The need to access web sites on the Internet, by individuals and organisations, has become an essential part of daily life. This increasing use exposes users to exploitation through propagation of malware, botnet communications and more, ultimately increasing the risk of the exfiltration of stolen information such as identifies or confidential data e.g. banking data. A recent development is malware that ransoms personal data, by moving it to cloud storage or encrypting it, and only returning access to it, once a fee has been paid. 

The typical defences against these threats often consist of security software installed on computers, servers and appliances hosted at the network edge, that use anti-malware scanners, filters, website reputation engines and more to reduce the risks to users. 
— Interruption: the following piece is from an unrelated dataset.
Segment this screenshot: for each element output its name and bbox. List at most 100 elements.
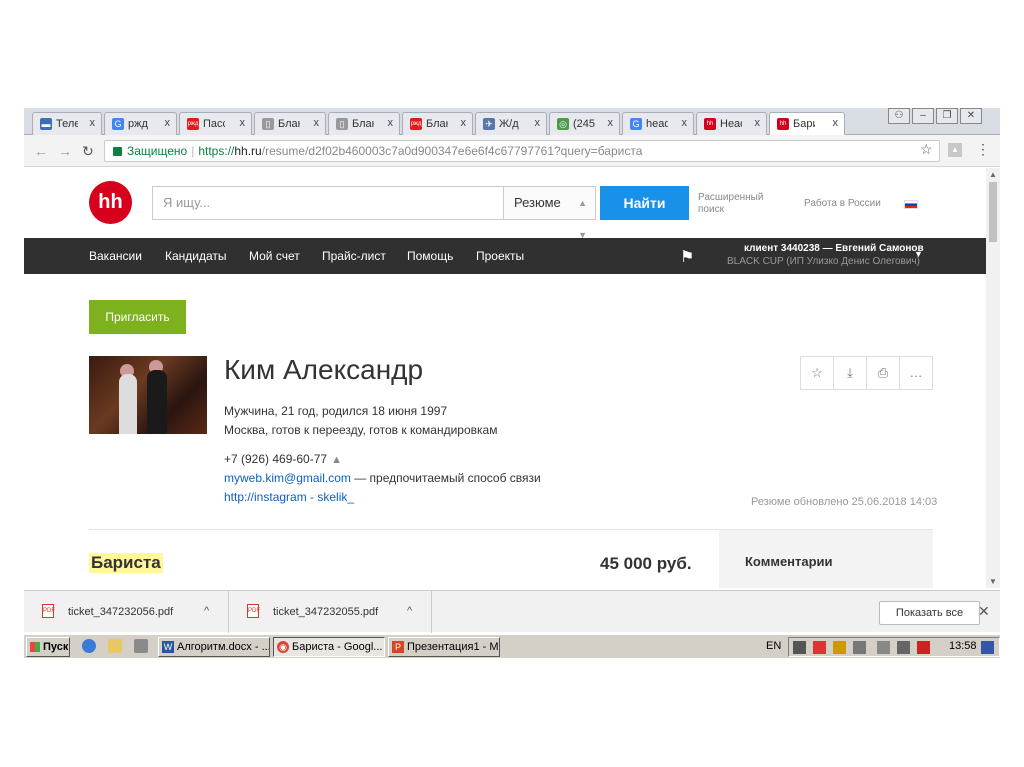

Files and network communications are scanned by looking for matches against the fingerprints of previously identified malware; when a match is found, communications can be blocked, files quarantined, and alerts raised based on the finding. To be effective fingerprint databases need to be constantly updated as new malware is identified, making it difficult for vendors to keep up with threats. In essence a game of cat and mouse exists between malware authors and the vendors of the security software, and consequently it is not necessarily the most effective approach to protection against this type of threat as it is often circumvented. 

Alternative strategies for the detection of malware need to be considered, because fingerprint databases cannot grow indefinitely and, in the current model, malware goes undetected until the databases have been updated. Instead of blacklisting, whitelists of benign applications could be created, but there are too many to practically fingerprint, and there is nothing to stop a malware author forging a fingerprint to avoid detection, once they understand how the fingerprint is generated. 

This research aims to provide an approach to address these problems. The suggested approach focuses on statistical methodologies for detection, minimising the reliance on static fingerprints and the intrinsic problems with this method i.e. database updating and inaccuracy. Instead, the approach implements a strategy of profiling the nature of HTTP communications using techniques from information theory. 

Filters can then be created that limit application conversations and data exchanged, between end devices and the Internet, to only what is wanted. This could allow malware to be filtered out because its nature is likely to be specific and different to that of benign applications. 

Thus, my hypothesis is that: 

Statistical techniques, from information theory, can be used to profile the nature of HTTP communications, allowing application filters to be constructed.